Ahora bien, esa mañana, Emmeline, exquisita, con un vestido de encajes, toda sonrosada, semejante a una de esas grandes muñecas de los escaparates, había jugado mucho rato en el salón de la planta baja, con los bibelots de la mesa y de unas estanterías. Se aburría; «¡Mamá todavía no habrá salido del baño!» porque, después del baño, la chiquilla entraba en el gabinete donde se recogía mamá y no había nada más divertido. Ella no sabía que hacer esperando; abrió una de las ventanas, se alzó, se acodó, miró hacia la calle, una calle de edificios ricos donde, por encima de las paredes y las verjas, incluso en invierno reverdecían los follajes de sus jardines. Nadie pasaba por la calle. Emmeline miraba la calle no asfaltada, de tierra seca, sin barro, entre las aceras claras, bajo el claro sol de invierno.

–Deme algo, señorita. Estamos sin pan y sin fuego en casa. Mi madre está enferma y mi padre no tiene trabajo.

La pequeña mendiga decía eso con voz monótona, sin inflexión, donde lo único que tiene significado es la palabra, no el acento; no miraba la ventana, vuelta hacia el edificio de al lado, a causa de un gato que pasaba la cabeza entre los barrotes de la cocina. Parecía indiferente, maquinal, cumpliendo una taresa, hacía su oficio; mendigaba como otras van a la escuela, sin miedo, aburrida. Tarea, vestida según su estado, con una falda de lana deshilachada, una blusa mal abotonada y una bufanda de hombre alrededor del cuello; sus pies, de una palidez verdosa, estaban desnudos dentro de unos zapatos demasiado grandes. Fea y pálida con muchas manchas rojizas. Debía tener once años, aunque no aparentaba más que ocho de lo enclenque y delgada que estaba.

Emmeline le respondió inclinándose un poco más:

–¿Por qué no tocas música?

–No, -- dijo la otra – no tocó música.

–Las demás niñas que piden monedas tienen acordeones, tambores vascos, es divertido, ¿Tú no tienes?
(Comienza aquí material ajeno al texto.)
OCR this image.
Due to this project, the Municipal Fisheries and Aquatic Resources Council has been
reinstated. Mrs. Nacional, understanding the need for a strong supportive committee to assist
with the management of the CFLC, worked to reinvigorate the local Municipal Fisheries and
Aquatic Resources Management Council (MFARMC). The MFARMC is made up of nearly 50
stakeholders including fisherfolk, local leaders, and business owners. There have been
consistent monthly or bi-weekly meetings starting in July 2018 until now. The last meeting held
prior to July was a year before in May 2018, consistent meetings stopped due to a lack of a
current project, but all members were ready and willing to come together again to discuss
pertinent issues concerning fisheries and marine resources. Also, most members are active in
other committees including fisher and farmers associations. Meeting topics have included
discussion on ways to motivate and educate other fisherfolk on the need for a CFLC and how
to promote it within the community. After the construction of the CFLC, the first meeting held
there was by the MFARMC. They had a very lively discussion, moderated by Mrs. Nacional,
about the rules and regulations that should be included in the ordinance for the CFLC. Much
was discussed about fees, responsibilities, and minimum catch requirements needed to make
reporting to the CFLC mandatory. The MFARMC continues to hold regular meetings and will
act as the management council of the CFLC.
–Esas son cantantes. Yo no sé cantar.

–¿Es cierto que no tienes pan y fuego?

–Es verdad.

–Papá siempre dice que las mendigas son ricas, que no hay que darles porque no quieren trabajar.

–Deme algo, señorita.

–No tengo monedas. Pero si eres tan desdichada tal vez sea porque tu hermanita no ha muerto.

–La mendiga dejó de preocuparse del gato. Levantó la cabeza, asombrada, interesada.

Emmeline volvió a preguntar:

        ¿Tienes una hermanita?

        Sí, tengo una.

        ¿Y no está muerta?

        No. Tiene dieciocho meses. Todavía es lactante.

¡Por eso eres mendiga! Si tu hermanita estuviese muerta, tus padres tendrían una hermosa casa, como la nuestra; estarías bien vestida y nunca te faltaría de nada.

        ¿Ah? – exclamó la mendiga.

– Sí. – dijo Emmeline– Las hermanitas muertas se convierten en ángeles; y ellas se ocupan de sus familias que han quedado en la tierra; les dan dinero, hermosos vestidos, buenas cenas, en fin, todo lo que les es necesario.

–¿Quién te ha dicho eso? – preguntó la mendiga.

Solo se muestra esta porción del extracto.